How To Overcome Analysis Paralysis

How often are you struck by analysis paralysis?

Here are some stories that have helped me overcome this phenomena….

In 1994, Brian Eno, ambient music pioneer, was bereft with musical ideas. In his own words he was “quite lost, actually.”

Then he was approached by Microsoft designers Mark Malamud and Erik Gavriluk. The designers needed a jingle to be included in the startup of Microsoft’s soon to be released operating system Windows 95.

Eno jumped at the opportunity. He said,

I really appreciated someone coming along and saying, ‘Here’s a specific problem - solve it.”

Microsoft wanted the usual “inspiring, universal, blah-blah, da-da-da, optimistic” piece. None of that inspired Eno. What did inspire him was the last line of the proposal, “it must be 3.25 seconds long.”

I thought this was so funny and an amazing thought to actually try to make a little piece of music. It’s like making a tiny little jewel.”

Eno’s creative block faded. He created 84 little pieces of music for Microsoft to choose from, one becoming the iconic version heard during the startup of Windows 95. Listen below if you don’t remember.

Those tiny pieces made a lasting impression on Eno. He said:

I got completely into this world of tiny, tiny little pieces of music. I was so sensitive to microseconds at the end of this that it really broke a logjam in my own work. Then when I’d finished that and I went back to working with pieces that were like three minutes long, it seemed like oceans of time.”

Constraints provide clear direction.

Rewind thirty seven years.

Life magazine had reported that illiteracy among school children was at an all time high. The report concluded that children’s books were too boring.

Theodore Geisel, known as Dr. Seuss, received a challenge from his publisher. He was tasked to write a children’s book that children couldn’t put down.

There was one big constraint.

Geisel was asked that the book be limited to 250 distinct words selected from a standard first grader’s vocabulary list.

Nine months later, Geisel handed his publisher The Cat in the Hat using 236 of the words given to him. The Cat in the Hat sold one million copies in the first three years and has sold millions since.

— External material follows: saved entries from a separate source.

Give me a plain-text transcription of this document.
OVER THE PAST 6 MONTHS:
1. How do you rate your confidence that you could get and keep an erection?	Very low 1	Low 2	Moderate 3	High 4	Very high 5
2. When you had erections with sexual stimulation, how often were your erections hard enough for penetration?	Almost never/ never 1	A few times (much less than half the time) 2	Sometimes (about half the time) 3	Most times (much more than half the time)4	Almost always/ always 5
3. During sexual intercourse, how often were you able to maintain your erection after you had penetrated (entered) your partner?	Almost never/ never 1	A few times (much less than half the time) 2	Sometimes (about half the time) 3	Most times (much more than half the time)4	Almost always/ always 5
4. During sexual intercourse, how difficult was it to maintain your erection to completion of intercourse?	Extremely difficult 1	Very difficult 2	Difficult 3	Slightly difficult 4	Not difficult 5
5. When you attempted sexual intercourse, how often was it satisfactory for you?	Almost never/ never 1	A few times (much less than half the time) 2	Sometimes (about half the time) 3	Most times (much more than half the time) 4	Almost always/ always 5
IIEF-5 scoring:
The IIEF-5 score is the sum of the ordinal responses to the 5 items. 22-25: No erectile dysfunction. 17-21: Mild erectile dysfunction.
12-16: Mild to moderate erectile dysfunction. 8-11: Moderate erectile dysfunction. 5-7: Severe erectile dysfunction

Three years later, Geisel was challenged again. This time Bennett Cert, co-founder of Random House, bet $50 that Geisel couldn’t write an engaging children’s book with 50 or fewer distinct words.

Geisel won the challenge by producing his most popular book Green Eggs and Ham using exactly 50 unique words.

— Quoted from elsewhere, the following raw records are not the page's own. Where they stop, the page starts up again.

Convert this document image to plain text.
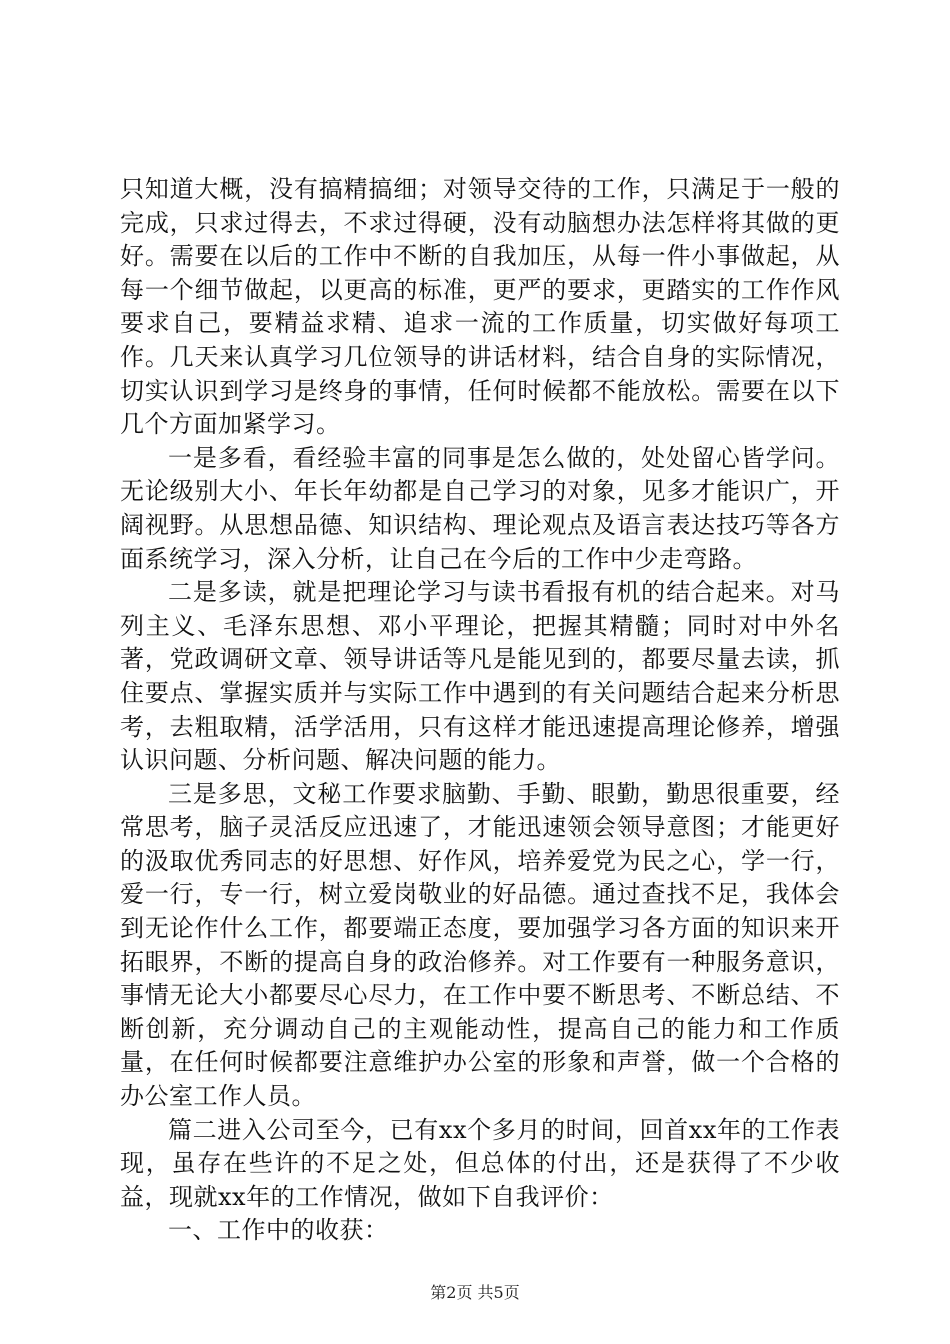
只知道大概，没有搞精搞细；对领导交待的工作，只满足于一般的完成，只求过得去，不求过得硬，没有动脑想办法怎样将其做的更好。需要在以后的工作中不断的自我加压，从每一件小事做起，从每一个细节做起，以更高的标准，更严的要求，更踏实的工作作风要求自己，要精益求精、追求一流的工作质量，切实做好每项工作。几天来认真学习几位领导的讲话材料，结合自身的实际情况，切实认识到学习是终身的事情，任何时候都不能放松。需要在以下几个方面加紧学习。

一是多看，看经验丰富的同事是怎么做的，处处留心皆学问。无论级别大小、年长年幼都是自己学习的对象，见多才能识广，开阔视野。从思想品德、知识结构、理论观点及语言表达技巧等各方面系统学习，深入分析，让自己在今后的工作中少走弯路。

二是多读，就是把理论学习与读书看报有机的结合起来。对马列主义、毛泽东思想、邓小平理论，把握其精髓；同时对中外名著，党政调研文章、领导讲话等凡是能见到的，都要尽量去读，抓住要点、掌握实质并与实际工作中遇到的有关问题结合起来分析思考，去粗取精，活学活用，只有这样才能迅速提高理论修养，增强认识问题、分析问题、解决问题的能力。

三是多思，文秘工作要求脑勤、手勤、眼勤，勤思很重要，经常思考，脑子灵活反应迅速了，才能迅速领会领导意图；才能更好的汲取优秀同志的好思想、好作风，培养爱党为民之心，学一行，爱一行，专一行，树立爱岗敬业的好品德。通过查找不足，我体会到无论作什么工作，都要端正态度，要加强学习各方面的知识来开拓眼界，不断的提高自身的政治修养。对工作要有一种服务意识，事情无论大小都要尽心尽力，在工作中要不断思考、不断总结、不断创新，充分调动自己的主观能动性，提高自己的能力和工作质量，在任何时候都要注意维护办公室的形象和声誉，做一个合格的办公室工作人员。

篇二进入公司至今，已有xx个多月的时间，回首xx年的工作表现，虽存在些许的不足之处，但总体的付出，还是获得了不少收益，现就xx年的工作情况，做如下自我评价：

一、工作中的收获：

第2页 共5页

Constraints provide clear direction.

Brian Eno and Theodore Geisel suffered from something we all face, too much choice.

More options don’t increase action. Unlimited options paralyze. We freeze and are unable to execute. And if we do make a choice, we’re often left less satisfied, always thinking about the other choices we chose not to do.

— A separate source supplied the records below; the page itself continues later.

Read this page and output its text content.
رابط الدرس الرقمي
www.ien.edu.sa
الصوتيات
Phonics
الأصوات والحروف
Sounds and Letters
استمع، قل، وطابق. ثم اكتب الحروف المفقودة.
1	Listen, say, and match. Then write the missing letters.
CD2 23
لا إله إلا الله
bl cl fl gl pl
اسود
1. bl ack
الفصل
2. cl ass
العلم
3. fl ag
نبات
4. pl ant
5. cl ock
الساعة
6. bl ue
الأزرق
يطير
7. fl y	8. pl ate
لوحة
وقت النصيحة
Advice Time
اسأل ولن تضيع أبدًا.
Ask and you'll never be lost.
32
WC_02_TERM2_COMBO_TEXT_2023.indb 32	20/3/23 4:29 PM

One strategy to overcome this is to do less; focus on only a small set of activities while burning the bridges with all others.

Brian Eno and Theodore Geisel both were laser focused on their niches. Even while knee deep in their fields they continued to be paralyzed. There still was too much choice.

It’s as if both men were headed to a certain town. They eliminated millions of other towns, but the number of ways to get to their destinations were still practically endless. Should they walk? Hitch hike? Ride a bike? Ride a train? Ride a plane? Drive? Well, if they drive, then which way?

By limiting themselves to the equivalent of one unusual form of transportation, Eno and Geisel were free to experiment. Each created something totally new and unique.

Doing less, not more, works. Constraining more, not less, is even better.

Find a niche. But don’t stop there. Consciously limit your field of thought. Limit your choices by limiting your color palette, words, tools, and potential avenues.

Constraints lead to one’s artistic style.

Not only is constraining choice a fun challenge, it forces you to experiment and see things differently.

When navigating uncharted waters, it is clear: constraints provide clear direction.